In a BBC interview he granted shortly after, he accused Abacha’s government of spending like a drunken sailor.

It was not clear if Obasanjo was angered by the upstaging of the ING, which he was involved in floating, or he was truly concerned about the state of the nation. He had launched an international campaign against Abacha, accusing him of lacking in ethics and transparency.

At home, Obasanjo opened discussions with some leaders and began to build bridges, particularly in the Eastern flank of the country.

Abacha was uncomfortable with the development and was worried about Obasanjo’s offensive. The taciturn general decided to tame Obasanjo and other critics, including his (Obasanjo) erstwhile deputy, Shehu Musa Yar’Adua. Abacha perceived Yar’Adua’s political activities were undermining his own self-succession agenda. In 1995, they were implicated in a phantom coup plot and jailed.

While Yar’Adua later died in prison, Obasanjo did not regain his freedom until the emergence of General Abdulsalami Abubakar regime which replaced Abacha after the latter’s death in June 1998.

The 11-month administration of General Abdulsalam Abubakar (June 1998-May 1999) freed Obasanjo from Makurdi Prison where he was serving life sentence. He was soon to be drafted into politics by some northern elements led by Babangida whose administration he had fought. Obasanjo won the presidential election.

Abubakar, who allegedly played a prominent role in Obasanjo’s emergence as president never experienced the other side of his successor apparently because he was in prison and also because that administration was short-lived.

A day after leaving office in 2007, Obasanjo was said to have written to President Umaru Musa Yar’Adua, his successor, in a letter dated May 30, 2007, trying to tutor him on what to do Shortly before Yar’Adua became critically ill and eventually died, Obasanjo was no longer comfortable with him despite playing major role in his (Yar’Adua) emergence as President in 2007. Reason: Yar’Adua had reversed virtually all the policies of his predecessor and was already investigating some aspects of Obasanjo’s regime. Obasanjo’s position as the Chairman, PDP Board of Trustees, which he had awarded himself while leaving power could not help persuade the new president’s from going for his benefactor’s jugular.
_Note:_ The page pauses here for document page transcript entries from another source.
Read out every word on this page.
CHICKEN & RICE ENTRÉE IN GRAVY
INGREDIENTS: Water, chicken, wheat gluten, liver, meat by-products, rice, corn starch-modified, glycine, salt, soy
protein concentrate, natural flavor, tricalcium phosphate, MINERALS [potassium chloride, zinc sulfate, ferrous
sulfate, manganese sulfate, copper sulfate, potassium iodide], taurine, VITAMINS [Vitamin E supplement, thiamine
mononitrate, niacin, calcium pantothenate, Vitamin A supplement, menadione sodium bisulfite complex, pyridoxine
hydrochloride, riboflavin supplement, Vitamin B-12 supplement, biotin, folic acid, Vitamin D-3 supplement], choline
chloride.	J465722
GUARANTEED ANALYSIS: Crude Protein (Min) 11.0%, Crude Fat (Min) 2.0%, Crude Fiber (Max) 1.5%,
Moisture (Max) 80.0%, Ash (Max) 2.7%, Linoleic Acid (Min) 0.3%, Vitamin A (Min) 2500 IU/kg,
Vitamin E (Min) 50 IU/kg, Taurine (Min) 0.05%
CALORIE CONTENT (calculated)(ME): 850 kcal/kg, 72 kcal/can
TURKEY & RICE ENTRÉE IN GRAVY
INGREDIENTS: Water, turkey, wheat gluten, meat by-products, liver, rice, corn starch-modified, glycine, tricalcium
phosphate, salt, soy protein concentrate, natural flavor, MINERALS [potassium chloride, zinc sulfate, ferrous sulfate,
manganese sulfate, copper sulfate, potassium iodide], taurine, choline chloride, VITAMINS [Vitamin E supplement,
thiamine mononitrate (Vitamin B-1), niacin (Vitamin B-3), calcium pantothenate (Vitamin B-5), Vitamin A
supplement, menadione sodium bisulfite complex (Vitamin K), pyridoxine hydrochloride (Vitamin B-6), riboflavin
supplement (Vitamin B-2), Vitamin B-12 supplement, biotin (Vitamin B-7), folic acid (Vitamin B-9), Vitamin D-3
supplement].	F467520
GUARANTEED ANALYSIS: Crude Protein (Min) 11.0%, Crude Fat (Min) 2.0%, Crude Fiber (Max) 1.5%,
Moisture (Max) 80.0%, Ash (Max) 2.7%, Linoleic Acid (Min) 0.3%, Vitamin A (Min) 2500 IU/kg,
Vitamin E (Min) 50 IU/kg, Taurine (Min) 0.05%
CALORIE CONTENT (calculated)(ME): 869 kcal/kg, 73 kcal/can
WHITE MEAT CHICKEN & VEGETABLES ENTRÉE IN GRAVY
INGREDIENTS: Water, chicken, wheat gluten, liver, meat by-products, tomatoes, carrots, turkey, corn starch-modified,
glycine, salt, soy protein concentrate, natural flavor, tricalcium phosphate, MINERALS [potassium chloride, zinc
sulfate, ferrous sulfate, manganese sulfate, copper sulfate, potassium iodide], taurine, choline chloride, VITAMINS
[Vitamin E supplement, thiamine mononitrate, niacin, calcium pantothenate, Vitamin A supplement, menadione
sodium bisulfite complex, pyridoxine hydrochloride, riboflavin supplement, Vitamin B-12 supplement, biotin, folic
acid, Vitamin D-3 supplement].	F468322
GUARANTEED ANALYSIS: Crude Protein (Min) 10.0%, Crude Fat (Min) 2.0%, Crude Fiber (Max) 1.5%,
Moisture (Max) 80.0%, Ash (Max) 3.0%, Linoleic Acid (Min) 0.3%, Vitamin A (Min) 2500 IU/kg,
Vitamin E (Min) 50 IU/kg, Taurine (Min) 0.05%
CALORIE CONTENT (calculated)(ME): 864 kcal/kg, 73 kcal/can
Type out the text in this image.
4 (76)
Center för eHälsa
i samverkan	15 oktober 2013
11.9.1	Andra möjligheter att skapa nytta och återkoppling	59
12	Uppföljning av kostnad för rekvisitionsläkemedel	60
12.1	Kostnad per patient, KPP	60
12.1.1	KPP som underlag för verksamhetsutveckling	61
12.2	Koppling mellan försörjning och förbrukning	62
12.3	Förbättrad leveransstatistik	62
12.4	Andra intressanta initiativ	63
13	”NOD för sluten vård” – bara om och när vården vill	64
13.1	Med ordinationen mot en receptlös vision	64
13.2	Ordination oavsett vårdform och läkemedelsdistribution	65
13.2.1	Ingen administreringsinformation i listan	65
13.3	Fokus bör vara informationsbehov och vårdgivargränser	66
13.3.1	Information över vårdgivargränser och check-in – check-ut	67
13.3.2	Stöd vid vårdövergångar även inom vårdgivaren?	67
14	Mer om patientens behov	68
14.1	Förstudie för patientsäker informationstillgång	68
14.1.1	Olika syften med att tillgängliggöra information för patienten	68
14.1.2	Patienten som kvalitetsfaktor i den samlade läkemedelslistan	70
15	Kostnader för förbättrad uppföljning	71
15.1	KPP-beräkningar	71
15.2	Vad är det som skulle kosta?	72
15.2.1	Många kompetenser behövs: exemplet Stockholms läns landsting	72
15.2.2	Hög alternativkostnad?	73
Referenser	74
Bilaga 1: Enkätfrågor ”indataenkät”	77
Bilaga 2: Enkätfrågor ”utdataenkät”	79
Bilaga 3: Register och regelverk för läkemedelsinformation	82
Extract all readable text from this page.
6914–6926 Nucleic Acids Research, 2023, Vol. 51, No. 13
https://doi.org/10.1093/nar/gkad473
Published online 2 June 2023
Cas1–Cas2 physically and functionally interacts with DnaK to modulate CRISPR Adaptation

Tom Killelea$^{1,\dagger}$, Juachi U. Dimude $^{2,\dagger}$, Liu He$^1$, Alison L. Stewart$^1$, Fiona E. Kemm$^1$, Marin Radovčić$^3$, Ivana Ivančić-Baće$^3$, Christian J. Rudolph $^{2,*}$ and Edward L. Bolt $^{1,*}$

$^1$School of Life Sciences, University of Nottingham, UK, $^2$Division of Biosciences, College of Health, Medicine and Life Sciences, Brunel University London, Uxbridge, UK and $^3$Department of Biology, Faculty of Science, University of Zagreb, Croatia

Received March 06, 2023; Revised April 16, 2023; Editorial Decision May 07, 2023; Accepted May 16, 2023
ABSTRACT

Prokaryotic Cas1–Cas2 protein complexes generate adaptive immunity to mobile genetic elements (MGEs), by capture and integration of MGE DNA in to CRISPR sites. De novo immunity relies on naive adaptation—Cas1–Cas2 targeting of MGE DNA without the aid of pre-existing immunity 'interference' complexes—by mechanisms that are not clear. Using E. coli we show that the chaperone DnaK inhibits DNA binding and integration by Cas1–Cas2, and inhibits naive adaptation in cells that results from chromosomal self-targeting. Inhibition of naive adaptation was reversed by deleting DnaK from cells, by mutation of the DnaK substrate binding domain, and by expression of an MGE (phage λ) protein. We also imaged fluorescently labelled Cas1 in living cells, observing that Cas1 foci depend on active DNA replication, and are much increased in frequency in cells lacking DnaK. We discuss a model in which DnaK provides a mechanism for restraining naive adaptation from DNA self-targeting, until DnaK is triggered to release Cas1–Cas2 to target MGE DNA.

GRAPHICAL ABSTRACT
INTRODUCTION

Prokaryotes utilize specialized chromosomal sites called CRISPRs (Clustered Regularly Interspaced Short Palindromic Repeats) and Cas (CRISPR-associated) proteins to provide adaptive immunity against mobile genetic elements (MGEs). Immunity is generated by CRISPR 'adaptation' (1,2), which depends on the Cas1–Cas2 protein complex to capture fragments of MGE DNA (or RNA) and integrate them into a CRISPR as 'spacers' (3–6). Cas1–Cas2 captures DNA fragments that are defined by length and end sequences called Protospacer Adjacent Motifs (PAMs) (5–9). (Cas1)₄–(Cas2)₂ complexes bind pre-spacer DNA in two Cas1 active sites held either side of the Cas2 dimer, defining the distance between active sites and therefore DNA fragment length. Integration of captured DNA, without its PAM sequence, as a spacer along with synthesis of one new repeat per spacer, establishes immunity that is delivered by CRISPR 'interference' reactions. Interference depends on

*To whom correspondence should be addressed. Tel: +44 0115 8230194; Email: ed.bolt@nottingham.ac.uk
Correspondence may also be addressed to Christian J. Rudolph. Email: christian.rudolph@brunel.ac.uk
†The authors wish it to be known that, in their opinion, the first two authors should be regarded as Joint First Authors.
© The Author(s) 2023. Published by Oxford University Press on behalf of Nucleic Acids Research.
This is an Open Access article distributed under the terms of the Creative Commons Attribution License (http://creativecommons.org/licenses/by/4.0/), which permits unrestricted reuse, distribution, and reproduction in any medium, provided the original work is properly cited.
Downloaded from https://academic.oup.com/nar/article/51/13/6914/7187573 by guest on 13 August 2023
Indeed it was speculated that Yar’Adua was contemplating arresting Obasanjo over the $5 million Halliburton bribe, his aide, Bodunde Adeyanju allegedly received for him.

Bodunde Adeyanju allegedly received $5 million in three tranches from agents of Albert Stanley, chief executive officer of Kellog Brown and Roots, a subsidiary of Halliburton. Adeyanju confessed in the Federal High Court in Abuja that he collected the money in cash at Transcorp Hilton Hotel Abuja.

In his book, “The Accidental Public Servant,” a former FCT Minister, Nasir el-Rufai claimed that the former president was living in mortal fear that his successor would pick him up someday. Then Yar’Adua illness! Obasanjo worked underground to see the president’s deputy, Goodluck Jonathan succeed the ailing president. He soon saw an opening to go public.

At the 7th Annual Trust Dialogue organised by Media Trust Limited, publishers of Daily Trust, which he chaired, on January 20, 2010, Obasanjo admonished his successor to follow the “path of honour and morality” and resign if he knew he was no longer fit to carry on as President. It did come to many as a shock, however, having helped to install that administration. Five months after, precisely in May.. Yar’Adua died in office.

But a story has it that when Obasanjo visited the late Sultan Abubakar Sadiq III after he conducted and handed over successfully to Alhaji Shehu Shagari on October 1, 1979, he told predicted that Obasanjo would go to jail, come back to head the country. He warned him to be careful thereafter so as not to be sent to jail again.

Following his litany of attacks and concomitant fall of Presidents and military Heads of state, the question is will President Buhari who suffered same attacks while he was a military head of state cave in or go down from Obasanjo’s current attack? Once beaten, they say it’s twice shy, even if he has to go down, won’t he go this time around with Obasajo to save subsequent regimes. Only time shall tell.